Dès l’ouverture du livre de Carla Taban sur Molloy m’est revenu en mémoire le livre de Bruno Clément sur l’œuvre de Beckett, L’œuvre sans qualités (Seuil, 1994), qui repose sur la prémisse que la principale difficulté de la lecture de Beckett réside dans la distance que la critique doit s’imposer pour éviter le piège du mimétisme, soit la tentation de prolonger les pseudo-assertions théoriques des narrateurs beckettiens. On pourra s’en étonner. Car ces deux œuvres critiques n’engagent pas le lecteur de la même façon : le livre de Clément, qui analyse l’œuvre de Beckett selon les cinq divisions de l’ancienne rhétorique, fait intervenir le texte de Beckett avec une certaine économie et dans le corps de son commentaire, alors que le livre de Taban, privilégiant des « lectures en minuscule » (« extremely close readings ») selon une méthode intégrative, cite de longs passages du roman qui interrompent le fil de sa propre étude, exigeant du lecteur qu’il retourne en arrière et se replonge souvent dans le passage en question, voire dans un autre passage auquel il est comparé. Il n’en demeure pas moins que le principal mérite du livre de Taban est d’ouvrir de nouvelles pistes de lecture du texte beckettien en ne prenant jamais littéralement le métadiscours de l’œuvre de Beckett ou plutôt, comme elle le démontrera à maints endroits, en voyant les discours dénigrants ou modalisateurs des [End Page 815] narrateurs comme des signaux pointant vers des « nœuds po(ï)étiques importants ». Carla Taban ne se tient-elle pas toutefois à une trop grande distance du texte de Beckett?

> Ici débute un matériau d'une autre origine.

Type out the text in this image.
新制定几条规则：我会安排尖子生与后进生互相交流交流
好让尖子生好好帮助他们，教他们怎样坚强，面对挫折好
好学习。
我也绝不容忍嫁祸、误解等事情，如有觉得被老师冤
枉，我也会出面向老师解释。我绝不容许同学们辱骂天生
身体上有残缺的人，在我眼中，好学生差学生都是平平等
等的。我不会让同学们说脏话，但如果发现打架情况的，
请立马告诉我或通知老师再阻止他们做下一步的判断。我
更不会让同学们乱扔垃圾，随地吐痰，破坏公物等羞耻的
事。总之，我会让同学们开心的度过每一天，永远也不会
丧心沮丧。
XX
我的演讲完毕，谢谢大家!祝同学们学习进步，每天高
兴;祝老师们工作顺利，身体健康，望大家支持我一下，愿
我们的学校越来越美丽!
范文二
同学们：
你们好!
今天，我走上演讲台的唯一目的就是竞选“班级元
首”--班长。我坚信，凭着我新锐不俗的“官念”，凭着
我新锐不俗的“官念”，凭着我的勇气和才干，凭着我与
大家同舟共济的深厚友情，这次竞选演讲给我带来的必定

Il est vrai que le lecteur pourra être rebuté par une certaine lourdeur de l’armature argumentative et par l’abondance ou la longueur des notes de bas de pages qui rappellent tout à la fois la thèse et certains ouvrages de linguistique. La pertinence et le raffinement des analyses de textes nous incitent toutefois, il me semble, à passer outre à ces petits obstacles de lecture et à se laisser aller au plaisir de voir se déployer les différents sens du premier texte romanesque de Beckett en français.

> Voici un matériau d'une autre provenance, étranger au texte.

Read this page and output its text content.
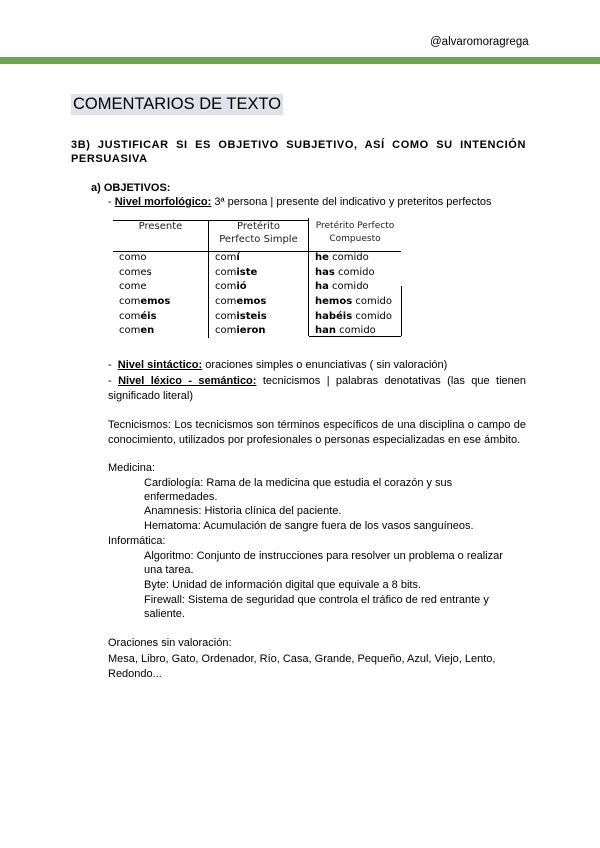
@alvaromoragrega
COMENTARIOS DE TEXTO
3B) JUSTIFICAR SI ES OBJETIVO SUBJETIVO, ASÍ COMO SU INTENCIÓN
PERSUASIVA
a) OBJETIVOS:
- Nivel morfológico: 3ª persona | presente del indicativo y preteritos perfectos
Presente
como
comes
come
comemos
coméis
comen
Pretérito
Perfecto Simple
comí
comiste
comió
comemos
comisteis
comieron
Pretérito Perfecto
Compuesto
he comido
has comido
ha comido
hemos comido
habéis comido
han comido
-  Nivel sintáctico: oraciones simples o enunciativas ( sin valoración)
- Nivel léxico - semántico: tecnicismos | palabras denotativas (las que tienen significado literal)
Tecnicismos: Los tecnicismos son términos específicos de una disciplina o campo de conocimiento, utilizados por profesionales o personas especializadas en ese ámbito.
Medicina:
Cardiología: Rama de la medicina que estudia el corazón y sus
enfermedades.
Anamnesis: Historia clínica del paciente.
Hematoma: Acumulación de sangre fuera de los vasos sanguíneos.
Informática:
Algoritmo: Conjunto de instrucciones para resolver un problema o realizar
una tarea.
Byte: Unidad de información digital que equivale a 8 bits.
Firewall: Sistema de seguridad que controla el tráfico de red entrante y
saliente.
Oraciones sin valoración:
Mesa, Libro, Gato, Ordenador, Río, Casa, Grande, Pequeño, Azul, Viejo, Lento,
Redondo...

Ainsi, combinant au modèle théorique d’Umberto Eco de l’œuvre ouverte des modèles linguistiques, et plus spécifiquement sémantiques, Taban démontre à grand renfort d’exemples que le roman de Beckett est structuré selon des règles de configuration « po(ï)étique » : un terme qui désigne à la fois pour elle un travail poétique sur la langue et les potentialités du texte lui-même comme structure. De l’étude des jeux de mots et de la métaphore à laquelle elle consacre les trois premiers chapitres aux deux derniers chapitres qui considèrent des contextes plus larges, qu’il s’agisse d’autres textes de Beckett ou d’hypotextes, Taban démontre de façon plutôt convaincante qu’une étude du contexte permet de montrer des « mécanismes de génération, différenciation et multiplication de significations » qui s’étendent sur de longues portions de Molloy. Si tous les chapitres paraissent égaux pour la qualité de ces analyses de textes et peuvent, jusqu’à un certain point, être lus indépendamment, on peut tout de même trouver un peu fastidieuse la lecture du premier chapitre, qui se présente tout à la fois comme un inventaire exhaustif des « dispositifs langagiers » de Molloy et un répertoire de leur relevé dans la critique. Le lecteur impatient pourra passer directement au second chapitre, qui, avec beaucoup d’efficacité, cible trois jeux de mots (« les verts et les pas mûrs », « agoniser aux crochets de quelqu’un » et « dans toute sa hideur ») ayant une même opération poétique, soit la littéralisation, pour montrer comment la...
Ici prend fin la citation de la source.